Recall from the Open and Closed Sets in Euclidean Space page that a set $S \subseteq \mathbb{R}^n$ is said to be open if $S =\mathrm{int} (S)$, that is, for every point $\mathbf{a} \in S$ we have that there exists a positive real number $r > 0$ such that the ball centered at $\mathbf{a}$ with radius $r$ is contained in $S$, i.e., $B(\mathbf{a}, r) \subseteq S$.

Furthermore, we said that $S \subseteq \mathbb{R}^n$ is closed if $S^c$ is open.

For any general metric space $(M, d)$, we define open and closeds subsets $S$ of $M$ in a similar manner.

Definition: If $(M, d)$ is a metric space and $S \subseteq M$ then $S$ is said to be Open if $S = \mathrm{int} (S)$ and $S$ is said to be Closed if $S^c$ is open. Moreover, $S$ is said to be Clopen if it is both open and closed. |

It is important to note that the definitions above are somewhat of a poor choice of words. A set $S$ may just be open, just closed, open and closed (clopen), or even neither. Unfortunately these definitions are standard and we should note that saying a set is "not open" does not mean it is closed and likewise, saying a set is "not closed" does not mean it is open.
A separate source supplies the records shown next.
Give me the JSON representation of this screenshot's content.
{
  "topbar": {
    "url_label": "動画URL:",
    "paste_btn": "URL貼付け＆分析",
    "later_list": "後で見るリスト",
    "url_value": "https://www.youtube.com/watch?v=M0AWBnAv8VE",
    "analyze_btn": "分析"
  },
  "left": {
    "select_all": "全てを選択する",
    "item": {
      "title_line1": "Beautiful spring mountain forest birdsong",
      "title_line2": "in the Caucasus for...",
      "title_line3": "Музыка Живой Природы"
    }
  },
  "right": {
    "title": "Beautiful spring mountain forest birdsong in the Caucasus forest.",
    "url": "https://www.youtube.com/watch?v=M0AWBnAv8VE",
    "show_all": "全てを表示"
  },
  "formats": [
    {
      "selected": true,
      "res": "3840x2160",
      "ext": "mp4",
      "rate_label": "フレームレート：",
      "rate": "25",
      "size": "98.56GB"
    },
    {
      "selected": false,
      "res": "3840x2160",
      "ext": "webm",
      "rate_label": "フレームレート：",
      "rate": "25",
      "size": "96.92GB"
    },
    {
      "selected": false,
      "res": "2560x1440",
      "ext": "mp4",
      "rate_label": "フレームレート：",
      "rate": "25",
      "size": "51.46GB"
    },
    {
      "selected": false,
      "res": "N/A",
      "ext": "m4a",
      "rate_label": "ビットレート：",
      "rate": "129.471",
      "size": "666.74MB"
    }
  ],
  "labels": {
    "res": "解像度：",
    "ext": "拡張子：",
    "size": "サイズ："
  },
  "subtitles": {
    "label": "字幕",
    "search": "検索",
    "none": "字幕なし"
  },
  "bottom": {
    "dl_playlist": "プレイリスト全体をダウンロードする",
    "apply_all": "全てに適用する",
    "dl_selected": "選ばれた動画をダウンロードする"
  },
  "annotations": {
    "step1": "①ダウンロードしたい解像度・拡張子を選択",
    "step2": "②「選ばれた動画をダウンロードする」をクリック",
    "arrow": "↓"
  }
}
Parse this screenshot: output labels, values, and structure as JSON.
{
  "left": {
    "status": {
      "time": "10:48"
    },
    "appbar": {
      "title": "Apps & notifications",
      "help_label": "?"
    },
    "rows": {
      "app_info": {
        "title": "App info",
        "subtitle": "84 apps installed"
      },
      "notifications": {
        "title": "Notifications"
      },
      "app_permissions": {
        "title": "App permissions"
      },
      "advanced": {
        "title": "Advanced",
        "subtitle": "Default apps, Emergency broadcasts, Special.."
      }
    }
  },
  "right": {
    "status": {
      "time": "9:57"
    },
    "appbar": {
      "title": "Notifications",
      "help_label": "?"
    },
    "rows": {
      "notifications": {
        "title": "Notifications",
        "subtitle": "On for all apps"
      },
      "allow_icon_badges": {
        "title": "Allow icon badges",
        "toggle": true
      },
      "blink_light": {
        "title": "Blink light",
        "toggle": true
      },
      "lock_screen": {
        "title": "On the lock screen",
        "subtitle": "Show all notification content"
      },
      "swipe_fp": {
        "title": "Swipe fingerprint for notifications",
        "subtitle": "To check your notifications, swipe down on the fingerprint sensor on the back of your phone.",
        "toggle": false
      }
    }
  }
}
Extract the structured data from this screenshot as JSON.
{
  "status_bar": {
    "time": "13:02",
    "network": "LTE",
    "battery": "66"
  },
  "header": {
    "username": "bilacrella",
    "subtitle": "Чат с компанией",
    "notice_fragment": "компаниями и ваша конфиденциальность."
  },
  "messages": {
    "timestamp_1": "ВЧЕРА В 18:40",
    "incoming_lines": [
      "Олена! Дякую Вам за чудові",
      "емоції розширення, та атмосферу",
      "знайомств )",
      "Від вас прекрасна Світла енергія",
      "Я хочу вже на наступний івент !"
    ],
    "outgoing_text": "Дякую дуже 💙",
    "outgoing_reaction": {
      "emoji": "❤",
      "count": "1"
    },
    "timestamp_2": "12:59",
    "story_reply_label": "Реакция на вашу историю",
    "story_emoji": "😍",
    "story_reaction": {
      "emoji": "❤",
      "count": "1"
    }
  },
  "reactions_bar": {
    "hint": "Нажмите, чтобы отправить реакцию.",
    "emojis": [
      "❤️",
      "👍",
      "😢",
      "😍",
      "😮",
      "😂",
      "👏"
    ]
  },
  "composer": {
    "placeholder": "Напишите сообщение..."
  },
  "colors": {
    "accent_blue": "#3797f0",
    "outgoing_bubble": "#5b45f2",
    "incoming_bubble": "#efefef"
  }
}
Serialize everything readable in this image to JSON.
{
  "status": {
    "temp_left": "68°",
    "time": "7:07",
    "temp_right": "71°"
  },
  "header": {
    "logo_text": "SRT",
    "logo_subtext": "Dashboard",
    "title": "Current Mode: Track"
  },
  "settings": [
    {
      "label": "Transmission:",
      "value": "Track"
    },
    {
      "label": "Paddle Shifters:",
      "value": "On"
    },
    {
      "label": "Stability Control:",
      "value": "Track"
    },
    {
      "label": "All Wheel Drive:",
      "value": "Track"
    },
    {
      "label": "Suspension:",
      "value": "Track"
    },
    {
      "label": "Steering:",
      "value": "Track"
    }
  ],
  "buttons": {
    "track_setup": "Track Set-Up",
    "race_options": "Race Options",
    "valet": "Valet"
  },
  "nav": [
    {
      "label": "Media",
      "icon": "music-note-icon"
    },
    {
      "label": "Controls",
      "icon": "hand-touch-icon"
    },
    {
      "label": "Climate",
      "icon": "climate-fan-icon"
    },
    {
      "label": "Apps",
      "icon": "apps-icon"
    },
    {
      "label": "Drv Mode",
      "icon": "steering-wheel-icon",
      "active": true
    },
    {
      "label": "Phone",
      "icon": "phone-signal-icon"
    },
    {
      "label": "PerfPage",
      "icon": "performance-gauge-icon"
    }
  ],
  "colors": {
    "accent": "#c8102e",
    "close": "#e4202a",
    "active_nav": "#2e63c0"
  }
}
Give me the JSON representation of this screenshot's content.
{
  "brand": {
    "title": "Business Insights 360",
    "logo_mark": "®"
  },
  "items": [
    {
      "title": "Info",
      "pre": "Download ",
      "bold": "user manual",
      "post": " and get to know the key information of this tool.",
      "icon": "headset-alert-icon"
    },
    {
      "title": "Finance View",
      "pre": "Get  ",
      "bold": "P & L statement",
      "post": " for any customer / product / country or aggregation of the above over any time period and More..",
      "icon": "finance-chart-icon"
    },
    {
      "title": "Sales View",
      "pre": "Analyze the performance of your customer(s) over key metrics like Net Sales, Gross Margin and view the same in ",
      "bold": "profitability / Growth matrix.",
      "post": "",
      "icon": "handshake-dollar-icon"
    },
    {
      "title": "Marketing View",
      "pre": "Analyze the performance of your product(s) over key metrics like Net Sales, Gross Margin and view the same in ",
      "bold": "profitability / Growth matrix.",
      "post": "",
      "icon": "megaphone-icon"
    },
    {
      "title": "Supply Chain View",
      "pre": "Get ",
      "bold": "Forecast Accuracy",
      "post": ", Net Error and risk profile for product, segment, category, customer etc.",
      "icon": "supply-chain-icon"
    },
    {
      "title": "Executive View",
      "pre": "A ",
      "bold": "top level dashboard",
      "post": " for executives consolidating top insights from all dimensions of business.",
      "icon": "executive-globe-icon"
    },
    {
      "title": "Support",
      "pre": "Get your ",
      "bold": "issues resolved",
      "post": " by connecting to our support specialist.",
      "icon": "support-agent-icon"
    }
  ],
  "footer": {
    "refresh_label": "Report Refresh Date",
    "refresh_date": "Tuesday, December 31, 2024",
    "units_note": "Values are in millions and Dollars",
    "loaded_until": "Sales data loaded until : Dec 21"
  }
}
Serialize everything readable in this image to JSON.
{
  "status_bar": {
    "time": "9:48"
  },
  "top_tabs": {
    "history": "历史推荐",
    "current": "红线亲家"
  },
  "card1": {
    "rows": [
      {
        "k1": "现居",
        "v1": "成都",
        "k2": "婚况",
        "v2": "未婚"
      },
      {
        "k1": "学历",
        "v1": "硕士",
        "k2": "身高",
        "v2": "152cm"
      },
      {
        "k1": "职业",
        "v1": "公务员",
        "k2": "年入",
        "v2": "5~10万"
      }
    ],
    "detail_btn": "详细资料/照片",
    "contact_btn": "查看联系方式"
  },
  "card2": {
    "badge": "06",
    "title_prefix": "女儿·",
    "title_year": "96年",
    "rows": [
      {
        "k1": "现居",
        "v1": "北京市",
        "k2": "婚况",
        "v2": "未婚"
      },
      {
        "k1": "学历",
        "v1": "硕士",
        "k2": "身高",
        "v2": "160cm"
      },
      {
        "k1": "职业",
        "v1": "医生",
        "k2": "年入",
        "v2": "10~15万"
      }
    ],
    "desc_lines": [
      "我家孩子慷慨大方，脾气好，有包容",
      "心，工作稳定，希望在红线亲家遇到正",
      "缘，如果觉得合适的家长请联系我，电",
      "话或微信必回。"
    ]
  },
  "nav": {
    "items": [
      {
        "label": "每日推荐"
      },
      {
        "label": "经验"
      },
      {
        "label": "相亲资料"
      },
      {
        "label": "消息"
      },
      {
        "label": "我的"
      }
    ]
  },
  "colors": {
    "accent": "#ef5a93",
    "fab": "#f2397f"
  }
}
Now consider the whole set $M$. Is $M$ open or closed? Well by definition, for every $a \in M$ there exists a positive real number $r > 0$ such that $B(a, r) \subseteq M$ since the ball centered at $a$ with radius $r$ is defined to be the set of all points *IN $M$* that are of a distance less than $r$ of $a$. Therefore $M$ is an open set.

So then the complement of $M$ is $M^c = M \setminus M = \emptyset$ is a closed set. However, it is vacuously true that for all $a \in \emptyset$ there exists a ball centered at $a$ fully contained in $\emptyset$ since $\emptyset$ contains no points to begin with. Therefore $\emptyset$ is also an open set and so $M$ is also a closed set.

This is the case for all metric spaces $(M, d)$. The whole set $M$ and empty set $\emptyset$ are trivially clopen sets!